I know we have to hurt sometimes. I know we all get sick, I know we all have to cry. But not having anyone understand our pain of whatever kind must create a whole separate sort of agony. Does his experience, whatever it is, ever really register as real if he cannot have someone know what it is they’re witnessing happen to or within him? I am his witness, yet I don’t know what I’m supposed to reflect back to him. I can acknowledge that he’s upset, but I don’t know how to specifically validate whatever it is that’s causing the trouble. I don’t know what I’m supposed to have empathy for other than a generalized sense of his pain. That’s agonizing for me, and it must be crazy-making for him. How could he help but feel trapped inside his discomfort? This part of experience — the part where another person understands and acknowledges what you’re feeling — is something I can’t give him.

Oh, my heart.

Oh, his heart.

****

I lay there beside him, rubbing his back when he’d let me, telling him it would be all right, prayers and questions squirming against one another in my brain. He started to settle down. He inched closer to me and threw his arm over my upper abdomen, which is a bit out of character for him. He is physically affectionate but in a mostly fleeting manner. He hugs freely, but for only as long as it is his idea. His arm was flung over me and he nestled his head in the hollowed-out spot between my clavicle and breast.

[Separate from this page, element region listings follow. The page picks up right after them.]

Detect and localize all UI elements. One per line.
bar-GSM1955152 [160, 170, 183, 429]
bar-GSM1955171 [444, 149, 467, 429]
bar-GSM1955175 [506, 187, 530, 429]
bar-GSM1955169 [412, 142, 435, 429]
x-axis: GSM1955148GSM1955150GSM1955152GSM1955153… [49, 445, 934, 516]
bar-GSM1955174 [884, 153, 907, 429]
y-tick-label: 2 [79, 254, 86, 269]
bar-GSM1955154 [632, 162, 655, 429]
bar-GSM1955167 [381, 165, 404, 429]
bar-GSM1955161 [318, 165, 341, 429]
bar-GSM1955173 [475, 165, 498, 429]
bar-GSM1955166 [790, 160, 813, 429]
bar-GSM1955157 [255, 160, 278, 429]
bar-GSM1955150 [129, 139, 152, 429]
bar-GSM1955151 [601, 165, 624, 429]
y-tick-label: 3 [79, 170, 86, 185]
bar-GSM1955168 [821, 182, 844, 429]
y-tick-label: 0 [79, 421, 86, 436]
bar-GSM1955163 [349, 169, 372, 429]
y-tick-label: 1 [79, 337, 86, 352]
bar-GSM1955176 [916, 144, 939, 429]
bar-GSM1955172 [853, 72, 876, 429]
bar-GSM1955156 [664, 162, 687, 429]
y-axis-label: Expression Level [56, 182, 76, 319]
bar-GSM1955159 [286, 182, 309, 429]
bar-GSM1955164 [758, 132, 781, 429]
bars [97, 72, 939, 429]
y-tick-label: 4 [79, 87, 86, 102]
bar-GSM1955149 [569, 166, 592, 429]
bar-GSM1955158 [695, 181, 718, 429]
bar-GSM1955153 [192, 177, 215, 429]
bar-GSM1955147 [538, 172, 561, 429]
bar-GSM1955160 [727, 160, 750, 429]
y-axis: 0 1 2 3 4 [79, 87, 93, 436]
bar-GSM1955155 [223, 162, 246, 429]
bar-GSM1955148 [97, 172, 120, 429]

I thought I’d start crying again, but held it in and concentrated on holding him. His breathing evened out, his body loosened and he slipped under the first veil of sleep, turning over as he felt me move my shoulder out from under him. He finally released one deep, extended sigh. I stood up from the bed and let go a sigh of my own, pulled the covers up around his shoulders and left his room.

I slipped back under my covers, worried and shaken. I thought about mind reading — how much of it we do as human beings, how much communication is unspoken and how much isn’t. I can generally know, because my son cries, that he is upset or that something is wrong. I can’t specifically know, because I don’t understand his language. As much as we work on communication, the subtleties that can never be relayed from touching a photograph with a label on an iPad are endless. Does he even know how much I love him when I can’t give him all that he needs or wants? Does he think I’m just ignoring him? I said another prayer that he doesn’t, that he would remain asleep, and that peace would cover us.